The owner, founder and physician of Visiting Physicians of South Jersey—a Hammonton, New Jersey provider of home-based physician services for seniors—pleaded guilty today for charging lengthy visits to elderly patients that they did not receive, U.S. Attorney Paul J. Fishman announced.
52 year-old Lori Reaves of Waterford Works, New Jersey, entered her guilty plea to information charging her with one count of health care fraud before U.S. District Judge Freda L. Wolfson in Trenton federal court. Reaves was led to her receiving at least $511,068 in criminal profits because at some stage in her guilty plea she confessed about lying in Medicare billings about the amount of face-to-face time she spent with patients. According to court documents, the physician was the highest-billing home care provider among the more than 24,000 doctors in New Jersey from January 1, 2008 through October 14, 2011.
“Today, Lori Reaves, a South Jersey physician, admitted intentionally overbilling Medicare and pocketing more than half a million dollars she didn’t earn,” U.S. Attorney Fishman said. “The Medicare system depends on doctors and other medical professionals truthfully billing for services they actually provide. Here, Dr. Reaves chose to lie about the major service she was providing to her homebound, elderly patients: her time.”

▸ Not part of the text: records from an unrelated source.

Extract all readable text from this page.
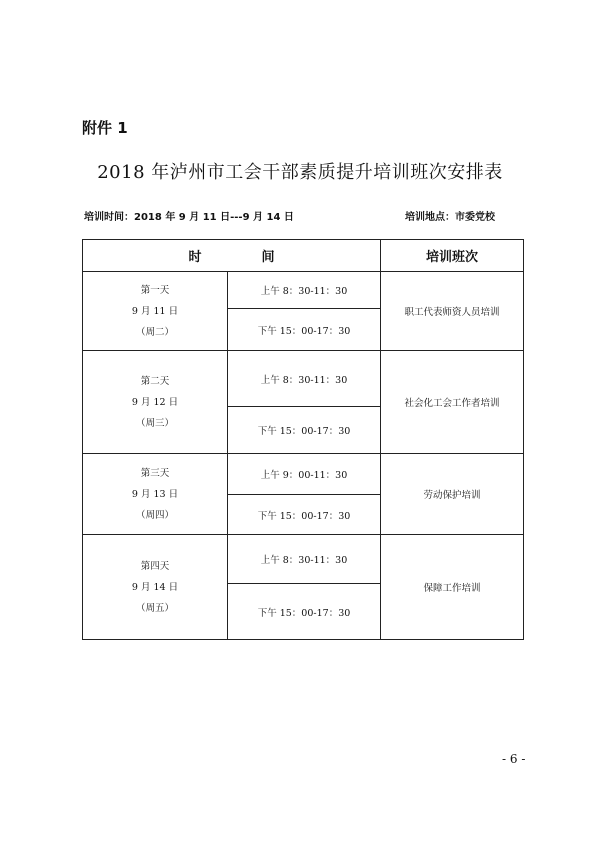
附件 1
2018 年泸州市工会干部素质提升培训班次安排表
培训时间：2018 年 9 月 11 日---9 月 14 日	培训地点：市委党校
时 间		培训班次

第一天
9 月 11 日
（周二）	上午 8：30-11：30	职工代表师资人员培训
	下午 15：00-17：30	

第二天
9 月 12 日
（周三）	上午 8：30-11：30	社会化工会工作者培训
	下午 15：00-17：30	

第三天
9 月 13 日
（周四）	上午 9：00-11：30	劳动保护培训
	下午 15：00-17：30	

第四天
9 月 14 日
（周五）	上午 8：30-11：30	保障工作培训
	下午 15：00-17：30	
- 6 -
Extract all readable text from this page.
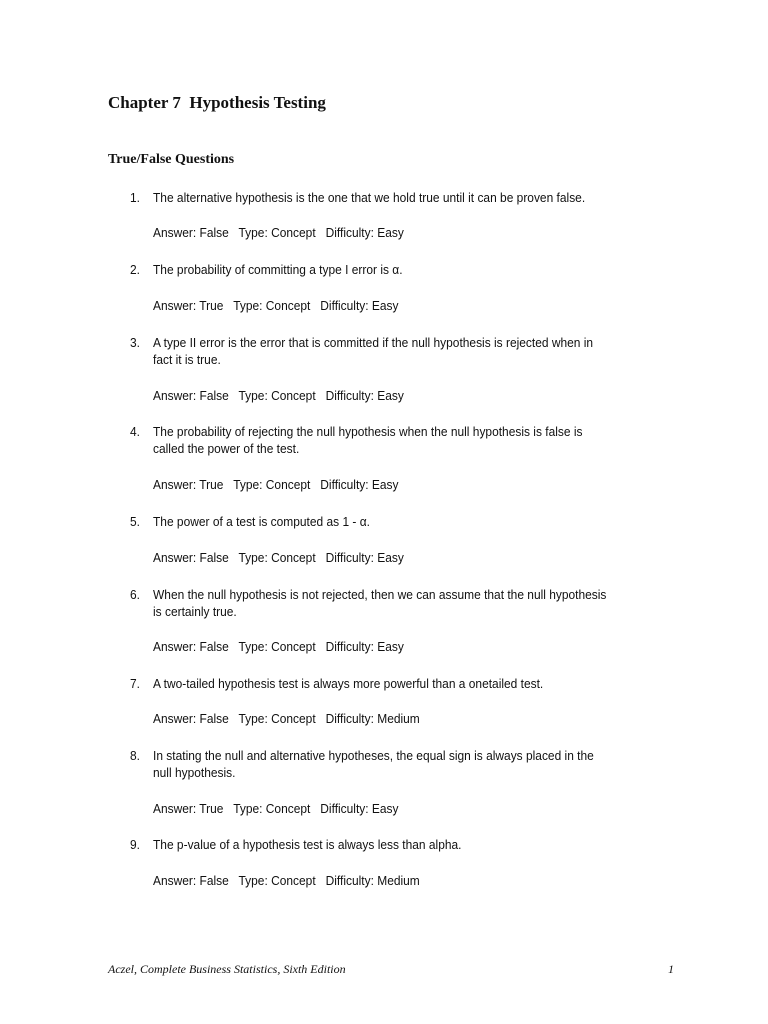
Chapter 7  Hypothesis Testing
True/False Questions
1. The alternative hypothesis is the one that we hold true until it can be proven false.
Answer: False   Type: Concept   Difficulty: Easy
2. The probability of committing a type I error is α.
Answer: True   Type: Concept   Difficulty: Easy
3. A type II error is the error that is committed if the null hypothesis is rejected when in
fact it is true.
Answer: False   Type: Concept   Difficulty: Easy
4. The probability of rejecting the null hypothesis when the null hypothesis is false is
called the power of the test.
Answer: True   Type: Concept   Difficulty: Easy
5. The power of a test is computed as 1 - α.
Answer: False   Type: Concept   Difficulty: Easy
6. When the null hypothesis is not rejected, then we can assume that the null hypothesis
is certainly true.
Answer: False   Type: Concept   Difficulty: Easy
7. A two-tailed hypothesis test is always more powerful than a onetailed test.
Answer: False   Type: Concept   Difficulty: Medium
8. In stating the null and alternative hypotheses, the equal sign is always placed in the
null hypothesis.
Answer: True   Type: Concept   Difficulty: Easy
9. The p-value of a hypothesis test is always less than alpha.
Answer: False   Type: Concept   Difficulty: Medium
Aczel, Complete Business Statistics, Sixth Edition	1
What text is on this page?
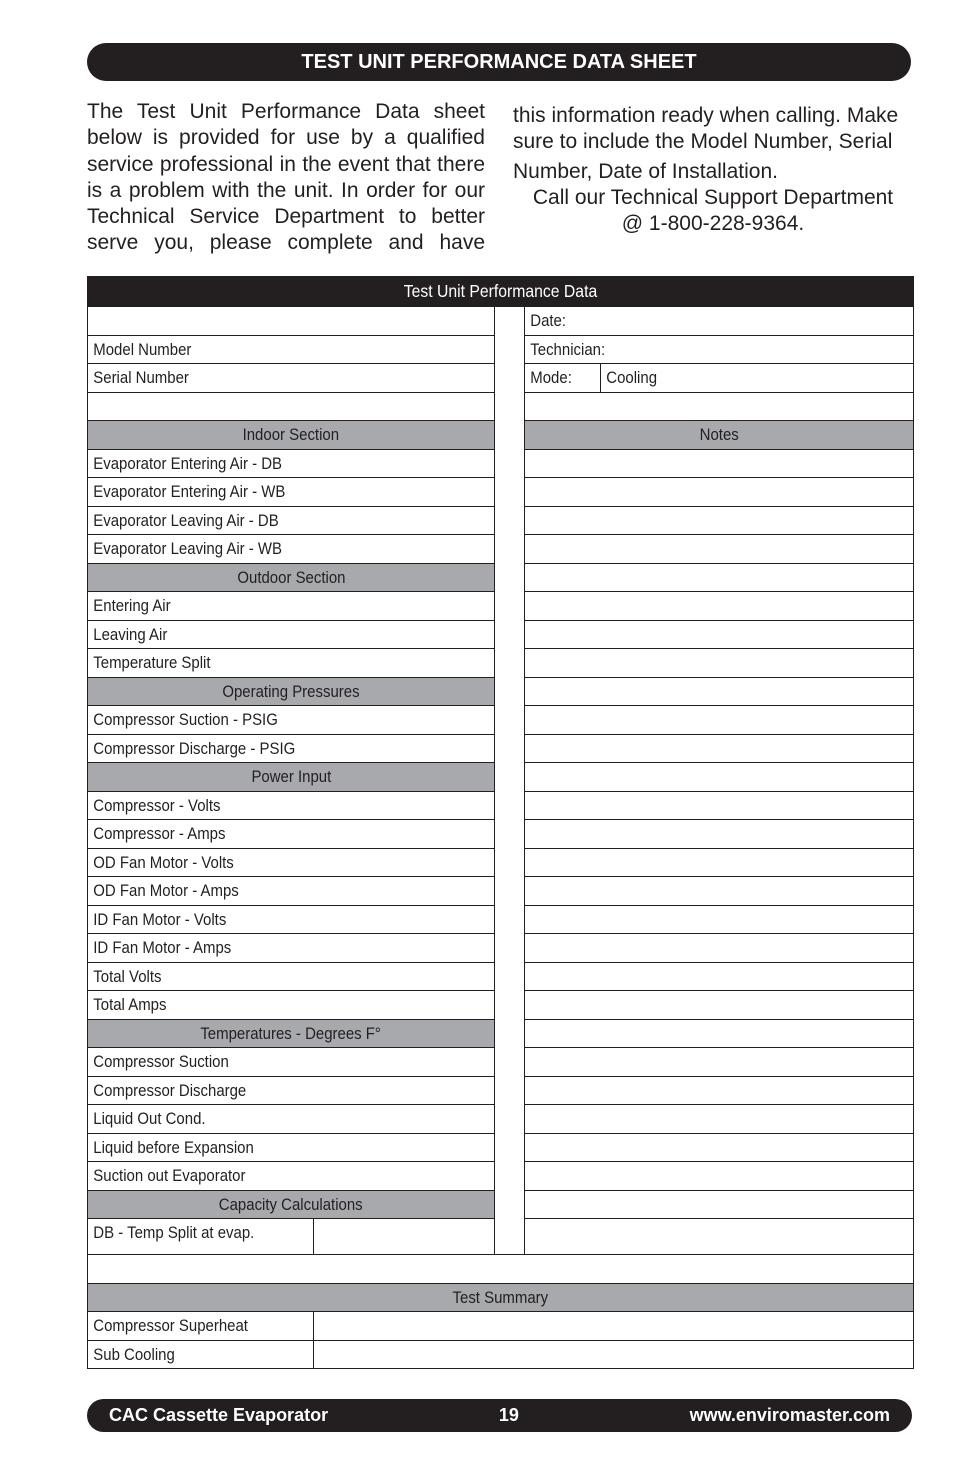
TEST UNIT PERFORMANCE DATA SHEET
The Test Unit Performance Data sheet below is provided for use by a qualified service professional in the event that there is a problem with the unit. In order for our Technical Service Department to better serve you, please complete and have
this information ready when calling. Make
sure to include the Model Number, Serial
Number, Date of Installation.
Call our Technical Support Department
@ 1-800-228-9364.
Test Unit Performance Data
Model Number
Serial Number
Indoor Section
Evaporator Entering Air - DB
Evaporator Entering Air - WB
Evaporator Leaving Air - DB
Evaporator Leaving Air - WB
Outdoor Section
Entering Air
Leaving Air
Temperature Split
Operating Pressures
Compressor Suction - PSIG
Compressor Discharge - PSIG
Power Input
Compressor - Volts
Compressor - Amps
OD Fan Motor - Volts
OD Fan Motor - Amps
ID Fan Motor - Volts
ID Fan Motor - Amps
Total Volts
Total Amps
Temperatures - Degrees F°
Compressor Suction
Compressor Discharge
Liquid Out Cond.
Liquid before Expansion
Suction out Evaporator
Capacity Calculations
DB - Temp Split at evap.
Date:
Technician:
Mode:	Cooling
Notes
Test Summary
Compressor Superheat
Sub Cooling
CAC Cassette Evaporator	19	www.enviromaster.com
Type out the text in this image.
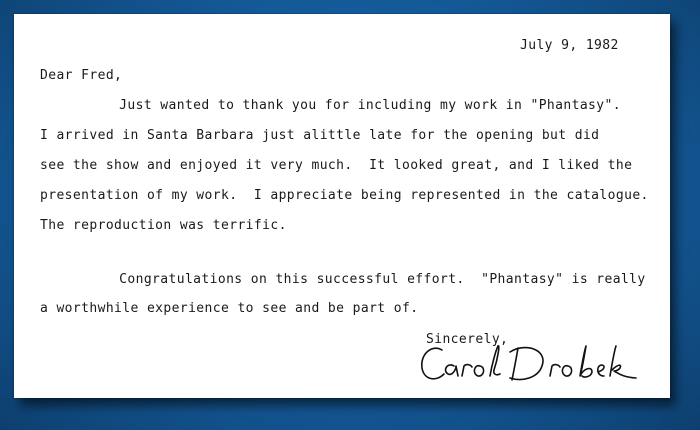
July 9, 1982
Dear Fred,
Just wanted to thank you for including my work in "Phantasy".
I arrived in Santa Barbara just alittle late for the opening but did
see the show and enjoyed it very much.  It looked great, and I liked the
presentation of my work.  I appreciate being represented in the catalogue.
The reproduction was terrific.
Congratulations on this successful effort.  "Phantasy" is really
a worthwhile experience to see and be part of.
Sincerely,
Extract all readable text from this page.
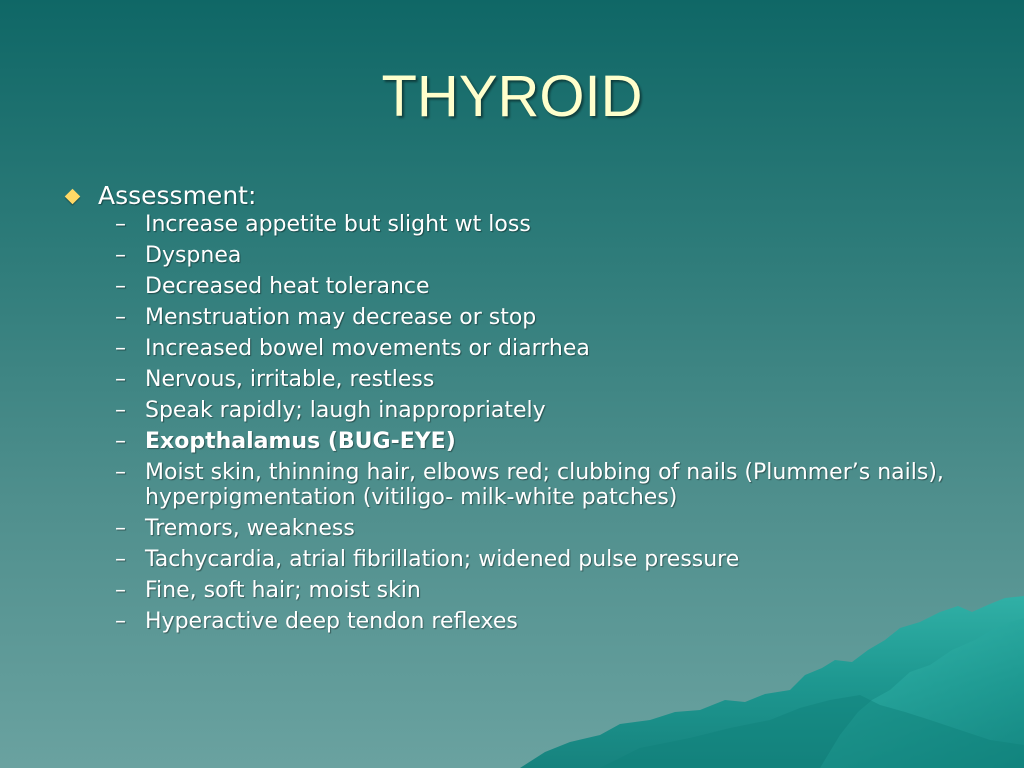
THYROID
Assessment:
– Increase appetite but slight wt loss
– Dyspnea
– Decreased heat tolerance
– Menstruation may decrease or stop
– Increased bowel movements or diarrhea
– Nervous, irritable, restless
– Speak rapidly; laugh inappropriately
– Exopthalamus (BUG-EYE)
– Moist skin, thinning hair, elbows red; clubbing of nails (Plummer’s nails), hyperpigmentation (vitiligo- milk-white patches)
– Tremors, weakness
– Tachycardia, atrial fibrillation; widened pulse pressure
– Fine, soft hair; moist skin
– Hyperactive deep tendon reflexes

According to documents filed in this case and statements made in court:
Visiting Physicians of South Jersey (VPA) made home-based physician health care for elderly and homebound patients in New Jersey available, tendering services throughout South Jersey. Reaves was accountable for VPA’s Medicare billings as a Medicare-approved provider as part of her responsibilities at VPA.
A procedure code called a Current Procedural Technology (CPT) code is required together with a physician to state a diagnosis to be submitted by the health care provider to identify services rendered. Medicare regulations necessitate that each provider attest that the services rendered were medically essential and were supplied by that provider. A word of warning at the base of the form particularly says that any fake claims or declarations in accordance to the compliance of a claim for reimbursement are prosecutable under federal or state law.
Reaves presented forms that fallaciously claimed she had endowed with extended service visit to her patients just so she can to persuade Medicare to make payments to her that were extensively higher than the payments she only deserves in many occasions at some stage in the pertinent time phase.
Reaves habitually billed Medicare by means of codes that would have mandate her to spend between 60 and 150 minutes with a patient. This practice is under Medicare regulations and depending on the corresponding service but many of the claims Reaves submitted would have required her to spend a minimum of two-and-a-half hours of face-to-face time with her elderly clients, when she actually spent far less.
Therefore, Medicare reimbursed Reaves more than $511,068 for the fraudulent prolonged service visits Reaves claimed to have made. This is exactly why we cannot really trust anyone, watch out for scams and read and know fraud prevention tips.
Reaves is now facing a maximum possible penalty of 10 years in prison and a fine of the greatest amount of $250,000 or twofold the gross gain or loss caused by her offense. It will also be a compulsory to forfeit the proceeds of her crime. Sentencing is at this time scheduled for July 13, 2013.
The government is represented by Assistant U.S. Attorneys Deborah J. Gannett and R. David Walk Jr. of the U.S. Attorney’s Office Health Care and Government Fraud Unit in Newark while U.S. Attorney Fishman credited special agents of the FBI in Newark, under the direction of Acting Special Agent in Charge David Velazquez, and special agents of the Department of Health and Human Services, Office of Inspector General, under the direction of Special Agent in Charge Tom F. O’Donnell of the New York Regional Office, with the investigation leading to the guilty plea.